The museum, which was founded in 1992 and originally housed in a former Southern Airways hangar, moved to a larger, nicer facility in April 2010, which has been more accommodating to its growth. The museum features more than fifty aircraft and a number of smaller historic aviation items from North and South Carolina. Most of the collection consists of historic military aircraft. Several city leaders and boosters in attendance Saturday say the Flight 1549 plane will draw many new visitors to the museum.
“When you see the people this week who lined the highways and bridge overpasses just to see the plane coming in, it gives us another iconic visitor attraction for Charlotte that I think will have a lot of people wanting to come to town to take a look at this plane,” says Tim Newman, CEO of Charlotte Regional Visitors Authority.
Even though the museum is enjoying heavy media coverage now, one has to wonder if its location—away from most of Charlotte’s cultural attractions in uptown—will pose a challenge. But on this evening at least, 200 people came out, paying much more than the museum’s normal $7 to $11 admission.

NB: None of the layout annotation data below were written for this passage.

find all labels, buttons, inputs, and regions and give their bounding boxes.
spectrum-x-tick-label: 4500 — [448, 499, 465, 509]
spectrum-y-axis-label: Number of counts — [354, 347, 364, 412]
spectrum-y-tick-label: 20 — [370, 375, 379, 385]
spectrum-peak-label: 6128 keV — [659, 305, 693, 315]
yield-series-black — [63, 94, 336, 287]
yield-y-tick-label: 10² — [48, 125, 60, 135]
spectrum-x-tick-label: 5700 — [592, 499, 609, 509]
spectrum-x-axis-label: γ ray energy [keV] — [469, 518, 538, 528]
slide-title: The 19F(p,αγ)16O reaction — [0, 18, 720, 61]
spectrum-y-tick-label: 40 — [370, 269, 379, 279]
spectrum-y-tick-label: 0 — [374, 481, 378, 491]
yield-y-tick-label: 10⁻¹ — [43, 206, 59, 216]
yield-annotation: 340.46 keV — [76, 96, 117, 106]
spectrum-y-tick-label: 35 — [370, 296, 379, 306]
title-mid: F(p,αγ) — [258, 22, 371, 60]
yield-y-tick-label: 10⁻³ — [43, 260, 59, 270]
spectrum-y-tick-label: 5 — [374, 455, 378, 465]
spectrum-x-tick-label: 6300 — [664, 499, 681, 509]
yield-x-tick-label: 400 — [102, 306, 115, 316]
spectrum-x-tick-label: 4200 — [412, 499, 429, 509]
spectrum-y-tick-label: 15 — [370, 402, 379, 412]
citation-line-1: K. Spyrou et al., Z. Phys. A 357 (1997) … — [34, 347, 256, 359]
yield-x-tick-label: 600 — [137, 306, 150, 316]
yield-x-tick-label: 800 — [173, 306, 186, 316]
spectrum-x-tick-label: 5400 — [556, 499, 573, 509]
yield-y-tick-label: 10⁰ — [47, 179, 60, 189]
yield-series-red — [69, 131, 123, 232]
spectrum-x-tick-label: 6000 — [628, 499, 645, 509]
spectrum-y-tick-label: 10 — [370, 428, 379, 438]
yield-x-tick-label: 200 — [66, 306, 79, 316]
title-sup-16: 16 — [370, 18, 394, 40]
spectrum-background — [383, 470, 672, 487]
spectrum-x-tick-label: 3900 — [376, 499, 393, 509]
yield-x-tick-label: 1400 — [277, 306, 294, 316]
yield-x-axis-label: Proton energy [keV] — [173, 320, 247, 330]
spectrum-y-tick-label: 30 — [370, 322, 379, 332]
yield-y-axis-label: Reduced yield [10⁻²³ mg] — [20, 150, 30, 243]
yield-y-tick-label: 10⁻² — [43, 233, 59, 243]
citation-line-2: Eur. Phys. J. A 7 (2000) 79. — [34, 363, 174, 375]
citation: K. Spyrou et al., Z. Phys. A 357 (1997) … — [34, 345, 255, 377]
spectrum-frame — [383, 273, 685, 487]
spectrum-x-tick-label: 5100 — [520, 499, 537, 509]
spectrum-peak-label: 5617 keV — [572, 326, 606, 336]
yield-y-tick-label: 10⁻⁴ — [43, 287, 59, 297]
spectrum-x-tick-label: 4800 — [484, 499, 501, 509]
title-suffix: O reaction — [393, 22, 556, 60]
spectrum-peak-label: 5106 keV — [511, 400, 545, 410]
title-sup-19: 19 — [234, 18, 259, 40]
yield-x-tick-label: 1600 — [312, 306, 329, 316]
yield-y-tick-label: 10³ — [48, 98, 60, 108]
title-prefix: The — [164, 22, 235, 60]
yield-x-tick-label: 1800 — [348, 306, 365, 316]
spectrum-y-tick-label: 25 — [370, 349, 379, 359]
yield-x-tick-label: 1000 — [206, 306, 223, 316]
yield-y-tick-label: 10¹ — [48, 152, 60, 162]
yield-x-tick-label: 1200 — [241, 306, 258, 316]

“There’s something special about this,” Sullenberger says, flanked by his crew and more than a dozen passengers lined up in front of the stage on which he was speaking. “I’m glad it will be displayed intact, and not cut up into scrap or shown only in pieces. I’m glad that people will be able to come here and see it, and if they’re lucky even touch a small piece of it. And perhaps when they do, they will feel some of the things that we have: a sense of gratitude, of wonder, and of hope.”